GPU‑native cloud provider CoreWeave has secured an $8.5 billion investment‑grade financing facility, a deal the company says reflects growing Wall Street confidence in its AI infrastructure model backed by large‑scale customers, according to Reuters.
The delayed‑draw term loan was co‑structured and book‑run by Morgan Stanley and Mitsubishi UFJ Financial Group (MUFG), with Goldman Sachs and JPMorgan serving as additional coordinating lead arrangers, and was anchored by Blackstone Credit & Insurance, among a broader group of global financial institutions, asset managers, and insurance investors.
The facility, structured as a delayed‑draw term loan, allows CoreWeave to initially access around $7.5 billion, with total capacity increasing to $8.5 billion as the underlying GPU‑based assets stabilise. It carries an A3 rating from Moody’s and an A‑(low) rating from DBRS, making it the first investment‑grade loan backed by high‑performance computing infrastructure and an associated customer contract in the AI‑infrastructure space.

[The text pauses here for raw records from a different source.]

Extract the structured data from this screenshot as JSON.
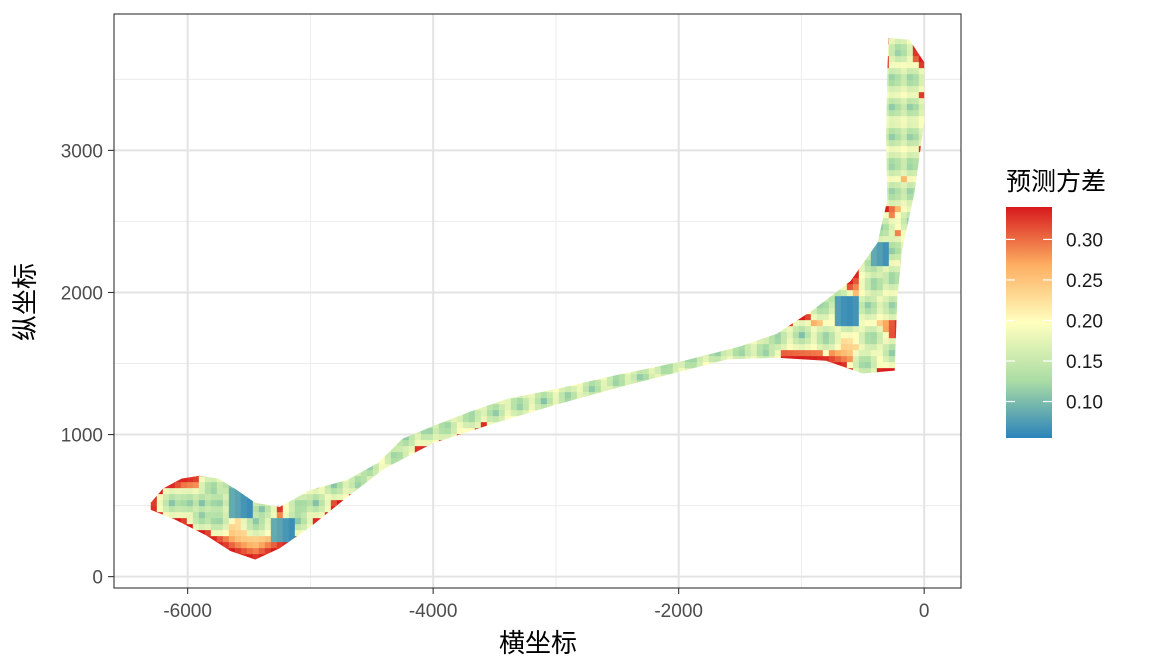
{
  "chart_data": {
    "type": "heatmap",
    "title": "",
    "xlabel": "横坐标",
    "ylabel": "纵坐标",
    "xlim": [
      -6600,
      300
    ],
    "ylim": [
      -80,
      3960
    ],
    "x_ticks": [
      {
        "value": -6000,
        "label": "-6000"
      },
      {
        "value": -4000,
        "label": "-4000"
      },
      {
        "value": -2000,
        "label": "-2000"
      },
      {
        "value": 0,
        "label": "0"
      }
    ],
    "y_ticks": [
      {
        "value": 0,
        "label": "0"
      },
      {
        "value": 1000,
        "label": "1000"
      },
      {
        "value": 2000,
        "label": "2000"
      },
      {
        "value": 3000,
        "label": "3000"
      }
    ],
    "grid": true,
    "legend": {
      "title": "预测方差",
      "position": "right",
      "range": [
        0.055,
        0.34
      ],
      "breaks": [
        {
          "value": 0.3,
          "label": "0.30"
        },
        {
          "value": 0.25,
          "label": "0.25"
        },
        {
          "value": 0.2,
          "label": "0.20"
        },
        {
          "value": 0.15,
          "label": "0.15"
        },
        {
          "value": 0.1,
          "label": "0.10"
        }
      ],
      "palette": [
        "#2b83ba",
        "#abdda4",
        "#ffffbf",
        "#fdae61",
        "#d7191c"
      ]
    },
    "region_outline": [
      [
        -6300,
        520
      ],
      [
        -6200,
        620
      ],
      [
        -6050,
        690
      ],
      [
        -5900,
        710
      ],
      [
        -5750,
        690
      ],
      [
        -5600,
        610
      ],
      [
        -5450,
        520
      ],
      [
        -5250,
        490
      ],
      [
        -5000,
        610
      ],
      [
        -4700,
        680
      ],
      [
        -4450,
        800
      ],
      [
        -4250,
        970
      ],
      [
        -4000,
        1060
      ],
      [
        -3700,
        1160
      ],
      [
        -3400,
        1250
      ],
      [
        -3000,
        1320
      ],
      [
        -2500,
        1420
      ],
      [
        -2000,
        1510
      ],
      [
        -1500,
        1620
      ],
      [
        -1200,
        1710
      ],
      [
        -900,
        1880
      ],
      [
        -600,
        2080
      ],
      [
        -380,
        2350
      ],
      [
        -300,
        2650
      ],
      [
        -310,
        3100
      ],
      [
        -300,
        3550
      ],
      [
        -290,
        3790
      ],
      [
        -120,
        3780
      ],
      [
        0,
        3620
      ],
      [
        0,
        3200
      ],
      [
        -80,
        2700
      ],
      [
        -180,
        2300
      ],
      [
        -220,
        1950
      ],
      [
        -240,
        1450
      ],
      [
        -500,
        1430
      ],
      [
        -800,
        1520
      ],
      [
        -1200,
        1540
      ],
      [
        -1600,
        1530
      ],
      [
        -2000,
        1440
      ],
      [
        -2500,
        1330
      ],
      [
        -3000,
        1210
      ],
      [
        -3500,
        1080
      ],
      [
        -4000,
        940
      ],
      [
        -4400,
        760
      ],
      [
        -4700,
        560
      ],
      [
        -5000,
        350
      ],
      [
        -5250,
        200
      ],
      [
        -5450,
        120
      ],
      [
        -5650,
        180
      ],
      [
        -5850,
        290
      ],
      [
        -6100,
        400
      ],
      [
        -6300,
        470
      ]
    ],
    "variance_field": {
      "background": 0.2,
      "edge_max": 0.34,
      "point_min": 0.1,
      "sample_points": [
        [
          -6000,
          520
        ],
        [
          -5880,
          520
        ],
        [
          -5760,
          520
        ],
        [
          -5400,
          470
        ],
        [
          -6120,
          520
        ],
        [
          -5880,
          420
        ],
        [
          -5760,
          400
        ],
        [
          -5440,
          380
        ],
        [
          -5800,
          620
        ],
        [
          -5640,
          640
        ],
        [
          -5100,
          400
        ],
        [
          -5080,
          500
        ],
        [
          -4960,
          520
        ],
        [
          -4800,
          640
        ],
        [
          -4600,
          660
        ],
        [
          -4530,
          760
        ],
        [
          -4300,
          840
        ],
        [
          -4230,
          970
        ],
        [
          -4050,
          1030
        ],
        [
          -3900,
          1050
        ],
        [
          -3700,
          1130
        ],
        [
          -3500,
          1160
        ],
        [
          -3300,
          1210
        ],
        [
          -3100,
          1240
        ],
        [
          -2900,
          1260
        ],
        [
          -2700,
          1330
        ],
        [
          -2500,
          1380
        ],
        [
          -2300,
          1400
        ],
        [
          -2100,
          1470
        ],
        [
          -1900,
          1520
        ],
        [
          -1700,
          1580
        ],
        [
          -1500,
          1590
        ],
        [
          -1300,
          1590
        ],
        [
          -1200,
          1680
        ],
        [
          -1000,
          1700
        ],
        [
          -800,
          1680
        ],
        [
          -830,
          1900
        ],
        [
          -430,
          1680
        ],
        [
          -480,
          1500
        ],
        [
          -250,
          1580
        ],
        [
          -250,
          1900
        ],
        [
          -400,
          2060
        ],
        [
          -250,
          2100
        ],
        [
          -250,
          2300
        ],
        [
          -100,
          2500
        ],
        [
          -100,
          2700
        ],
        [
          -250,
          2700
        ],
        [
          -100,
          2900
        ],
        [
          -250,
          2900
        ],
        [
          -100,
          3100
        ],
        [
          -250,
          3100
        ],
        [
          -100,
          3300
        ],
        [
          -250,
          3300
        ],
        [
          -100,
          3500
        ],
        [
          -250,
          3500
        ],
        [
          -200,
          3700
        ],
        [
          -620,
          1800
        ],
        [
          -450,
          1900
        ],
        [
          -700,
          1950
        ],
        [
          -350,
          2450
        ],
        [
          -420,
          2200
        ]
      ],
      "low_blocks": [
        {
          "x": [
            -5680,
            -5480
          ],
          "y": [
            410,
            620
          ]
        },
        {
          "x": [
            -5320,
            -5120
          ],
          "y": [
            240,
            420
          ]
        },
        {
          "x": [
            -720,
            -520
          ],
          "y": [
            1780,
            1980
          ]
        },
        {
          "x": [
            -450,
            -300
          ],
          "y": [
            2200,
            2370
          ]
        }
      ]
    }
  }
}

CoreWeave was co‑founded in 2017 by Brian Venturo and Brannin McBee, with McBee now serving as Chief Development Officer. The company runs a GPU‑native cloud platform purpose‑built for training and inference at scale. Its infrastructure is optimised around modern AI stacks, with tightly integrated networking, storage, and orchestration systems that reduce the overhead of managing large‑scale GPU clusters.

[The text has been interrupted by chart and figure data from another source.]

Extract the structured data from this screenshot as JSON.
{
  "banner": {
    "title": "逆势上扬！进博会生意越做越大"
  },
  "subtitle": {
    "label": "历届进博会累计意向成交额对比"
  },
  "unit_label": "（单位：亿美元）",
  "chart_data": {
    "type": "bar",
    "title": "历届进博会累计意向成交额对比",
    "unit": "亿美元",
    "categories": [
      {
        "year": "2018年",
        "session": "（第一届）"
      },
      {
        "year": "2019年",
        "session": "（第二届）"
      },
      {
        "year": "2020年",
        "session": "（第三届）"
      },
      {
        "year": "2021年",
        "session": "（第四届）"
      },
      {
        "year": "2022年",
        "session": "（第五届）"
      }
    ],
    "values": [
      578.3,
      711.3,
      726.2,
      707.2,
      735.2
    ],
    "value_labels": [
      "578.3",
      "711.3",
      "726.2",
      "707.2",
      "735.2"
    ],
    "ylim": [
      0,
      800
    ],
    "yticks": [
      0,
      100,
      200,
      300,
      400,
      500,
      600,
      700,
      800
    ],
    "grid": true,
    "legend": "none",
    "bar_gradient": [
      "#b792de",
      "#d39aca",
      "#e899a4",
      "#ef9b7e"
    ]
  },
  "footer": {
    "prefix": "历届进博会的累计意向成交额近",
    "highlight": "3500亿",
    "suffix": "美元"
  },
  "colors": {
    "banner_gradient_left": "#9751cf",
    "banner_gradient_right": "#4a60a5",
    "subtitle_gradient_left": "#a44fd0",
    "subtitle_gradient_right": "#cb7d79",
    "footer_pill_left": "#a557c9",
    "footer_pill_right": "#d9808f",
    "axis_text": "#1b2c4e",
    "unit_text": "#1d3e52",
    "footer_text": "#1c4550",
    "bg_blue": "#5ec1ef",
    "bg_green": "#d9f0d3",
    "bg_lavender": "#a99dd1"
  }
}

The company serves AI labs, startups, and large enterprises that need burstable, high‑throughput compute without the capex burden of building their own GPU farms. The company completed its public listing on Nasdaq in March 2025 under the ticker CRWV, giving it a permanent‑capital channel alongside its project‑ and asset‑backed debt.
CoreWeave sits between hyperscaler‑embedded GPU‑cloud offerings (AWS, Azure, GCP, Google Cloud) and full‑stack GPU‑foundry operators like Cirrascale and select regional GPU‑cloud providers.

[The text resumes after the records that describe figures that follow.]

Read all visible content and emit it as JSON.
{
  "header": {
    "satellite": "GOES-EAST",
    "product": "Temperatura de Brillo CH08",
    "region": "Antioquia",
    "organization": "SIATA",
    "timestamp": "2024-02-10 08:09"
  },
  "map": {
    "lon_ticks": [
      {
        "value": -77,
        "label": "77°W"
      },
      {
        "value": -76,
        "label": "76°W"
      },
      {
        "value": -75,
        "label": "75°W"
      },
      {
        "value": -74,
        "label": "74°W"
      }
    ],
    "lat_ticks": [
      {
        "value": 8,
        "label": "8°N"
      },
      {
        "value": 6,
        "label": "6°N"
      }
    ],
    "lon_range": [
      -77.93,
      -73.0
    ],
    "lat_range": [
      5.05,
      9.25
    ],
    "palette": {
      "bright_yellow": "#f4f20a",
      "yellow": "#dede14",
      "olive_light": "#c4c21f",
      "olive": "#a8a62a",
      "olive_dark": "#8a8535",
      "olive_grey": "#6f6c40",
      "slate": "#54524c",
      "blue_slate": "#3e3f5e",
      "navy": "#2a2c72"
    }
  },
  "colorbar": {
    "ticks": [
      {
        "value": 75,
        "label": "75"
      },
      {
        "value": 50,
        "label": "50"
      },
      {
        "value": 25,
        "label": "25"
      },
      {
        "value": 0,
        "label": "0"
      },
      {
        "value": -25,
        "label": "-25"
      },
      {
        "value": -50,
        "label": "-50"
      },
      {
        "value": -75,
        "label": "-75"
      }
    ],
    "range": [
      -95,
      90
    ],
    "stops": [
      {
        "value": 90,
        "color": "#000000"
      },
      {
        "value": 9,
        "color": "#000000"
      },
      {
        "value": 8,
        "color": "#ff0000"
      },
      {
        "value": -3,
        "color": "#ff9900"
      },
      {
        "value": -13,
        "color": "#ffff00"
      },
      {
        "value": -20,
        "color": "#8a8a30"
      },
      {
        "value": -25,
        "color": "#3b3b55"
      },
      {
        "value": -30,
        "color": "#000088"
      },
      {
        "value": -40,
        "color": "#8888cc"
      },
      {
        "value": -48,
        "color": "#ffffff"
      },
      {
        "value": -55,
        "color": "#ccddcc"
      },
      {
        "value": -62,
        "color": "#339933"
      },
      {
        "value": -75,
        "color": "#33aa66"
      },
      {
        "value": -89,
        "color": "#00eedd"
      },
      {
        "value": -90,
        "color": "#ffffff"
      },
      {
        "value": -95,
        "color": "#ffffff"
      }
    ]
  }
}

The $8.5 billion facility is the latest element in a broader capital‑markets strategy that has seen CoreWeave pull in around $28 billion in combined equity and debt commitments over the past 12 months, including earlier large‑scale debt and hybrid financings. The structure is designed to lower its cost of capital and improve access to cheaper funding as it scales infrastructure for a single, strategically important AI‑enterprise customer.
In 2026, the company intends to use the capital to expand its AI cloud platform, deliver on existing infrastructure commitments, and deepen its position as the default GPU‑cloud layer for large‑scale AI companies seeking capacity without owning data centres.